El fin de la pensión soviética (que a los jerifaltes del régimen se les antojaba vitalicia) pusieron a Castro en la disyuntiva de abrir la mano o dejarla cerrada. Eligió lo segundo, lo hizo porque quería seguir mandando. Esa ha sido la única lógica a la que Fidel Castro ha sido fiel toda su vida: mandar. Un déspota no puede permitirse aventuras que pongan su poltrona en almoneda. Amaneció Cuba entonces al llamado "Periodo especial", es decir, a ajustarse el cinturón hasta un extremo lindante con lo intolerable. Todo menos cambiar, todo menos dejar que otro ocupase el lugar del Comandante en Jefe. Años de miseria sin nombre y represión sin cuento en los que hasta la máquina de propaganda terminó gripándose. La generación más joven de cubanos es casi lo único que han conocido.
El nuevo siglo, el que debía poner la luz al final del túnel, ha traído un inesperado renacimiento de la utopía. A Castro le han salido amigos criados entre los cascotes humeantes del muro de Berlín, y la industria turística ha hecho fluir miles de millones de euros al interior de la Isla. Los cubanos no han visto ni uno. Los más afortunados trabajan en hoteles que pertenecen sociedades mixtas del Gobierno y multinacionales extranjeras. Se les remunera en pesos sin valor alguno, pero el ministerio del ramo cobra por sus servicios en dólares contantes y sonantes.

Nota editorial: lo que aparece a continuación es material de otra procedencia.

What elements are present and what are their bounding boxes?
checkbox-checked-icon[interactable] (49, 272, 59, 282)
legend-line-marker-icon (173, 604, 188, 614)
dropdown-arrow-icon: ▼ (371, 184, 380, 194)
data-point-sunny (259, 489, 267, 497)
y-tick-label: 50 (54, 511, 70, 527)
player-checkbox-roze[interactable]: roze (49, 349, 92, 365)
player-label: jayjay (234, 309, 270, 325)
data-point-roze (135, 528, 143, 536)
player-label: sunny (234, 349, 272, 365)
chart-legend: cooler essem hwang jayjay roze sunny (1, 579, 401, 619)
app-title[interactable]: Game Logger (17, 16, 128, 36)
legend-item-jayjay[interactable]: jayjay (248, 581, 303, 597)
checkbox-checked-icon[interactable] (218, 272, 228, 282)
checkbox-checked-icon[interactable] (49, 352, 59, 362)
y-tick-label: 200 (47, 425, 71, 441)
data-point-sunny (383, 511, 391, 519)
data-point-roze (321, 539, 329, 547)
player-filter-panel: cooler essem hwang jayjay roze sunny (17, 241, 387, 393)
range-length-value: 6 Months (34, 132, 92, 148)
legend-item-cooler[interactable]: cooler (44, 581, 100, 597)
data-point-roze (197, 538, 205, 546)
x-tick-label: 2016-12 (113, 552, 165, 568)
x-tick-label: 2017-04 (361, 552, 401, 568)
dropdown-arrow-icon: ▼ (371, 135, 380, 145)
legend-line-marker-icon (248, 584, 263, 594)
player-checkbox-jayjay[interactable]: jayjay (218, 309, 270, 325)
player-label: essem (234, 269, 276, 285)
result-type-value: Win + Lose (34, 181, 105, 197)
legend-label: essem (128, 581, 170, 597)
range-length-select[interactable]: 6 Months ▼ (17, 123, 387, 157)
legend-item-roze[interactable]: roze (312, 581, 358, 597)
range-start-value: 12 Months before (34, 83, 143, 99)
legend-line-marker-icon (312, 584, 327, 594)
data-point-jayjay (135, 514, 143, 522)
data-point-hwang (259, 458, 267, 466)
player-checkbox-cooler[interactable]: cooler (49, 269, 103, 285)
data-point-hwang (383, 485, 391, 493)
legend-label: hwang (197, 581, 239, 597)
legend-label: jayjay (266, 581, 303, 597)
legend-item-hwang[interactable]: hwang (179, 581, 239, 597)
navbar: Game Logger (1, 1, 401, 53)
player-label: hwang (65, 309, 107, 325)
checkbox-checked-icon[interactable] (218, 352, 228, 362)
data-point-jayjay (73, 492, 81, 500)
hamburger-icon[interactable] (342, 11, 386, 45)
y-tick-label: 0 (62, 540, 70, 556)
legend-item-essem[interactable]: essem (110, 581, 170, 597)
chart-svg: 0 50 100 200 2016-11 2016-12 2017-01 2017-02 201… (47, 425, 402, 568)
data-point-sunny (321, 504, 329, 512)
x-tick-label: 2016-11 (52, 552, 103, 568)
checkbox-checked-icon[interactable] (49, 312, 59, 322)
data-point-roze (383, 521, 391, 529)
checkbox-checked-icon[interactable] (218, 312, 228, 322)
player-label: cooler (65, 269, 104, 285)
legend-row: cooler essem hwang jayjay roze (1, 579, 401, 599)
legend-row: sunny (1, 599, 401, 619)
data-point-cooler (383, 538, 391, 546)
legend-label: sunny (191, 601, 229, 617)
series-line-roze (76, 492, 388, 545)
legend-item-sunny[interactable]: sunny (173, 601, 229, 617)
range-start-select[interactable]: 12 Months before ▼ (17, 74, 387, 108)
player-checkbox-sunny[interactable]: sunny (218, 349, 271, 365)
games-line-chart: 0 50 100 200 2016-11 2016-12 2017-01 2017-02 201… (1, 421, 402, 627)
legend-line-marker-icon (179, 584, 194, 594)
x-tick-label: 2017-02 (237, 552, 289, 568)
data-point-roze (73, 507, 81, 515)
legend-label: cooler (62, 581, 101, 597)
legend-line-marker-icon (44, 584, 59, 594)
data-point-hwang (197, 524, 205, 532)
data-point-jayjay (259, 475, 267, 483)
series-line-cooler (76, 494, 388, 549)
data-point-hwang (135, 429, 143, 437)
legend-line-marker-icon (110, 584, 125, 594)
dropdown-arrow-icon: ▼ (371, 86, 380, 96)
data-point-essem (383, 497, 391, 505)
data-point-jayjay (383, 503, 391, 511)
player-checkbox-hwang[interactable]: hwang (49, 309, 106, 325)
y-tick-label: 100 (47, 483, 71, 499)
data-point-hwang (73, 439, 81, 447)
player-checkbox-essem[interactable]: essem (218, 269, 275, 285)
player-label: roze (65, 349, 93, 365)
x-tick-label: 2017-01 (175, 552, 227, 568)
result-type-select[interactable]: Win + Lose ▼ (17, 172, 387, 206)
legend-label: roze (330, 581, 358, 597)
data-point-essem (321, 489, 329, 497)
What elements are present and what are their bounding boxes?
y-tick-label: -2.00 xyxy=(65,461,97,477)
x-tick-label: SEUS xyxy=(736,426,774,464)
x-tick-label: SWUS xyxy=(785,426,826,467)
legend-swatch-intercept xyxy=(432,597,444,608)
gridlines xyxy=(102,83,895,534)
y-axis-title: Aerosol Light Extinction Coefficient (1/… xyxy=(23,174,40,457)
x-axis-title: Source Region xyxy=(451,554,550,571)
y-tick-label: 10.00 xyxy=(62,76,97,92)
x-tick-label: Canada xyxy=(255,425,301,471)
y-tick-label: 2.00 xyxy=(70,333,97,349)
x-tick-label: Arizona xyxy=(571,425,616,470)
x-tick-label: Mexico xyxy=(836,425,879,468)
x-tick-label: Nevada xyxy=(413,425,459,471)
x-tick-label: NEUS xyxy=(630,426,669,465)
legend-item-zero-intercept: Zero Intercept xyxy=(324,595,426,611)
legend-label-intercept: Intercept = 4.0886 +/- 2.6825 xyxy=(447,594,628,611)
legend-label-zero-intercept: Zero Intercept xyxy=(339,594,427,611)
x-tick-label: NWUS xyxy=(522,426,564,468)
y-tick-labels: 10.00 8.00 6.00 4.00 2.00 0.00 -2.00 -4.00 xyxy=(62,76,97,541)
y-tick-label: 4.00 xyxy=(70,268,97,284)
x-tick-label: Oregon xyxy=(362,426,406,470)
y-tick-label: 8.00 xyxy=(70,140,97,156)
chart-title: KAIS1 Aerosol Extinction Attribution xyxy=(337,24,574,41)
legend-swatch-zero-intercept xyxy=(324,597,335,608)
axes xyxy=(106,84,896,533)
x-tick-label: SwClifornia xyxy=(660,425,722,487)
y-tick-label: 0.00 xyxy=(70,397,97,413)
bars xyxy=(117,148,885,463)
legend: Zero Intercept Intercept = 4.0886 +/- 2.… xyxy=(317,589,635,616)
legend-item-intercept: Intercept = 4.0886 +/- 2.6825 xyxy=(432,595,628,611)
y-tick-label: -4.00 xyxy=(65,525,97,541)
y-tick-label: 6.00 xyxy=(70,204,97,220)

La dignidad a la que se refieren muchos cuando hablan de Cuba es eso, trabajar de gratis para el Estado o verse segregado en su propio país por los extranjeros que llegan cargados de dólares a tomar el sol... o a cumplimentar asuntos íntimos por lo general inconfesables. Dicen que La Habana de Batista y Beni Moré era, para los yanquis, un inmenso casino con aires coloniales y vistas al Caribe. Tal vez sea cierto. También lo es que La Habana actual, la de Castro y Saramago, es una ciudad desvencijada y sujeta por la cincha de un régimen brutal, vigilada por cámaras de seguridad las 24 horas, poblada por un regimiento de ubicuos policías que no pasan una. Una ciudad que ya no es un casino, es un burdel. Poco más se puede decir.
El legado del castrismo puede resumirse en dos palabras: ruina y servidumbre. El resto está aún por escribirse.